Just a few of the neologisms and new phrases which have seeped into our daily vocabulary and the collective consciousness. The words we use control how we see the world and alters our behaviour to the people living in it. Some phrases restyle the world for the better, others terms sanitise and mask appalling actions.
Language matters. I am mirroring the esteemed Ben Reeves Lewis, who has mooted changing the names of those who own and manage property they have inherited, or bought to let out to tenants (aka landlords and landladies.)
Say the word landlord and what’s the first image to appear in your mind’s eye? A wry man with a handlebar moustache serving real ale? Or a Rigsby-stile Rachmanite who wallows in your discomfort at insecurity, damp and disrepair?
Landlord is a term loaded with baggage and preconceptions. A landlord sounds privileged – even aristocratic. No wonder many feel they are the actual rulers of their estate (ie our home). The name gives pretensions of grandeur: might be why some owners imagine that inspecting a flat once a month with just one days notice is an absolute right. Some imagine they can turn up whenever they want to. ‘It’s my property – I can do whatever I want’ being the usual excuse.
Or take landlady – a word weighed down by notions of east-end pubs, and doughty woman of uncertain age who can pull a pint with one hand and free-style wrestle troublemakers to the ground with the other. It does not suggest besuited professionals who have invested in several homes while gently accruing equity wealth, managing several homes and rallying recalcitrant contractors.
Ownership is about power, and the power relation between landlord and tenant is complex and fraught. Landlords seem, by all they do, to require constant reassurance that they can reclaim their property whenever they want to. Tenants, meanwhile, want to stay. That little ‘…lord’ makes the situation seem ever more complicated, but tenants should feel no more beholden to their landlord than shoppers do the manager of their local supermarket.
This is a world where some Rentiers (to steal wholesale Ben’s suggestion) certainly don’t hold with this ‘call me Dave’ mentality, and can insist on proper titles (usually Mr, although Sir is declining…along with your Landlordship) that’s if we ever find out the real names of these enigmatic overlords. Landlords are mysterious. We are shielded from them. Letting agents are increasingly hiding owners by assuming their identity on the rental agreement. Research is necessary to ascertain who actually owns the building, while being paid for our right to occupy the space.

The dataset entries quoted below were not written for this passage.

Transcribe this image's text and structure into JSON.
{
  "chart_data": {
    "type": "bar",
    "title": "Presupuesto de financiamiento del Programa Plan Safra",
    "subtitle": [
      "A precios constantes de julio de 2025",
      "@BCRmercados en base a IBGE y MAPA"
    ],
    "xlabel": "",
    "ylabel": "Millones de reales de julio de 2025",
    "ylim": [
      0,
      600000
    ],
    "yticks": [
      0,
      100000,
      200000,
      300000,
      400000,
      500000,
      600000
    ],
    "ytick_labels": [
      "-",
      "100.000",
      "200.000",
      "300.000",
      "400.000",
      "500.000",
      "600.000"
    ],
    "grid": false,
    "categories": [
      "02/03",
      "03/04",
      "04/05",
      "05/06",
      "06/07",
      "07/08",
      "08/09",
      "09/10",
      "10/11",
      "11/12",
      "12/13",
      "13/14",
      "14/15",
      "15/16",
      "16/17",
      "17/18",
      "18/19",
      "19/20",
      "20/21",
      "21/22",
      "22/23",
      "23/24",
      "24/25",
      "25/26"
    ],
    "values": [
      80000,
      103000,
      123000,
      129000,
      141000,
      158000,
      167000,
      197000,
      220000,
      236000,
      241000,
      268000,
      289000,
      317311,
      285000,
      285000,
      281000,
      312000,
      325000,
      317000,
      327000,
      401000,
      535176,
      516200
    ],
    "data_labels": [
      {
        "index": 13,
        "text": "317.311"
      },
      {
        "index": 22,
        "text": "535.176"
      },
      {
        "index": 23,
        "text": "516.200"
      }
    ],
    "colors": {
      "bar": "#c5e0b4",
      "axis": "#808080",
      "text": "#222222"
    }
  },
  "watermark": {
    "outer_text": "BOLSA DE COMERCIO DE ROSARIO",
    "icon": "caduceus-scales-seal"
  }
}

But I quite like rentier - Ben Reeves-Lewis’ solution, although my own (kind, fair and responsible) landlady has the last word on this point, and recently emailed to say:
‘I've been thinking. I hate the term landlord (I don't have a wiener), and landlady makes me sound doubled up and old and smelly. So my new title, given my love of all things retro and 40/50s, shall be Landgirl !!!! Plus, that makes me sound all headscarfed and pro-active. That is all :-)’
She wants to be called Landgirl and I would never dare argue. So Landgirl it is then.